Two experts who spoke with The Canadian Press said that while masking cannot fully stop a COVID-19 wave, it remains one of the best defences to cut transmission and protect the wearer and those around them.
McGill chemistry professor and aerosols expert Parisa Ariya said there are "hundreds" of studies that have shown that masks are successful in reducing transmission. While efficacy varies, she said, those studies have shown that the ability to filter out the virus ranges from about 50 per cent for three-layer cloth masks to more than 90 per cent for top models.
"Many good masks actually work better than some of the Chinese vaccinations that were good up to 50 per cent," she said in a phone interview Monday. "A very good mask can go to over 80 per cent, so that's very good protection."
She said there's a simple reason why masks work against COVID-19, including the most recent mutations. "The major weakness of the virus is the fact that, it is a physical thing, it is a matter" that can be blocked by a physical barrier, she said.
Nearly all Canadian provinces have done away with mask mandates for public spaces in recent weeks, although some have maintained the order for schoolchildren or on public transit.
Despite keeping its mask mandate, Quebec was the first province to declare a sixth wave of COVID-19, and the province has seen a concerning rise in hospitalizations.
Ariya says there are many factors that go into COVID-19 transmission, including environmental factors, the way the virus changes, precautions taken and the characteristics of the hosts. Throughout the pandemic, different regions have experienced the various waves differently, she said.
"In Quebec, for example, you are getting higher numbers, but there is no reason that every place would be the same way," she said.

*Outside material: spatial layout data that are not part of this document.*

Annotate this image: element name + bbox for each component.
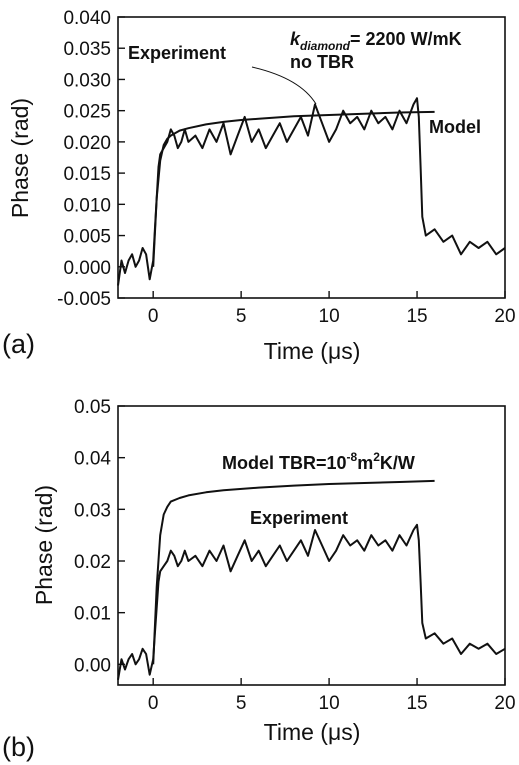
x-tick-label-b-2: 10 xyxy=(319,693,340,714)
panel-a: -0.005 0.000 0.005 0.010 0.015 0.020 0.025 0.03… xyxy=(2,8,516,364)
x-tick-label-a-3: 15 xyxy=(406,306,427,327)
series-b xyxy=(117,479,506,680)
x-tick-label-a-4: 20 xyxy=(494,306,515,327)
annotation-experiment-b: Experiment xyxy=(250,508,348,528)
y-ticks-a: -0.005 0.000 0.005 0.010 0.015 0.020 0.025 0.03… xyxy=(57,8,125,310)
annotation-experiment-a: Experiment xyxy=(128,43,226,63)
panel-b: 0.00 0.01 0.02 0.03 0.04 0.05 0 5 10 15 20 Phase … xyxy=(2,397,516,762)
y-tick-label-b-0: 0.00 xyxy=(74,655,111,676)
x-ticks-b: 0 5 10 15 20 xyxy=(148,678,516,714)
x-tick-label-b-0: 0 xyxy=(148,693,159,714)
y-tick-label-a-3: 0.010 xyxy=(63,195,111,216)
y-ticks-b: 0.00 0.01 0.02 0.03 0.04 0.05 xyxy=(74,397,125,676)
y-tick-label-b-5: 0.05 xyxy=(74,397,111,418)
x-ticks-a: 0 5 10 15 20 xyxy=(148,291,516,327)
y-tick-label-a-1: 0.000 xyxy=(63,258,111,279)
panel-label-a: (a) xyxy=(2,329,35,359)
series-line-b-experiment xyxy=(117,523,506,680)
y-axis-label-a: Phase (rad) xyxy=(7,98,33,218)
y-axis-label-b: Phase (rad) xyxy=(31,485,57,605)
x-tick-label-b-4: 20 xyxy=(494,693,515,714)
y-tick-label-a-8: 0.035 xyxy=(63,39,111,60)
x-tick-label-a-1: 5 xyxy=(236,306,247,327)
x-tick-label-a-2: 10 xyxy=(319,306,340,327)
x-axis-label-b: Time (μs) xyxy=(264,719,361,745)
x-tick-label-a-0: 0 xyxy=(148,306,159,327)
y-tick-label-b-2: 0.02 xyxy=(74,552,111,573)
annotation-model-tbr-b: Model TBR=10-8m2K/W xyxy=(222,450,415,473)
series-line-a-model xyxy=(152,110,435,267)
y-tick-label-b-4: 0.04 xyxy=(74,449,111,470)
x-axis-label-a: Time (μs) xyxy=(264,338,361,364)
annotation-no-tbr-a: no TBR xyxy=(290,52,354,72)
y-tick-label-a-9: 0.040 xyxy=(63,8,111,29)
annotation-leader-a xyxy=(251,66,317,105)
y-tick-label-a-2: 0.005 xyxy=(63,227,111,248)
y-tick-label-a-4: 0.015 xyxy=(63,164,111,185)
y-tick-label-b-3: 0.03 xyxy=(74,500,111,521)
annotation-kdiamond-a: kdiamond= 2200 W/mK xyxy=(290,29,462,53)
series-a xyxy=(117,97,506,286)
y-tick-label-a-7: 0.030 xyxy=(63,70,111,91)
annotation-model-a: Model xyxy=(429,117,481,137)
panel-label-b: (b) xyxy=(2,732,35,762)
series-line-b-model xyxy=(152,479,435,665)
y-tick-label-a-6: 0.025 xyxy=(63,102,111,123)
x-tick-label-b-3: 15 xyxy=(406,693,427,714)
y-tick-label-a-5: 0.020 xyxy=(63,133,111,154)
x-tick-label-b-1: 5 xyxy=(236,693,247,714)
y-tick-label-a-0: -0.005 xyxy=(57,289,111,310)
plot-frame-b xyxy=(117,405,506,686)
plot-frame-a xyxy=(117,16,506,299)
y-tick-label-b-1: 0.01 xyxy=(74,604,111,625)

"At the same time, it doesn't mean that the place that is low right now is not going to get it, and we have seen it six times."
She also noted that while Quebec has maintained a mask rule in public places, the province has allowed maskless people to gather in bars and restaurants, and has removed capacity limits in public places. While masking "is not a solution for everything, it's one of the best we have," she said.
Isaac Bogoch, an infectious diseases expert with the University of Toronto, agreed that "masking is not going to stop a wave" — but he said that doesn't mean it's not helpful.
"It can blunt the impact of a wave, protect the individual mask wearer, and if enough people wear them, help protect people more vulnerable to COVID in higher-risk indoor settings," he wrote in an email on Monday.
There were calls on Monday to reinstate continuous mask use for children in schools in New Brunswick, which lifted its mandate in mid-March. A group of 19 pediatricians in the province said in an open letter that COVID-19 is an airborne virus and that masking and vaccination are well-proven to be effective in decreasing transmission and severity of infection.
The doctors said that since the preschool population is not currently eligible for vaccination, they recommend returning to continuous indoor masking for child-care staff for the rest of the school year.
The New Brunswick Medical Society also called for the reinstatement of mask mandates in schools and childcare settings.
This report by The Canadian Press was first published April 4, 2022.
— With files from Kevin Bissett in Fredericton and Allison Jones in Toronto.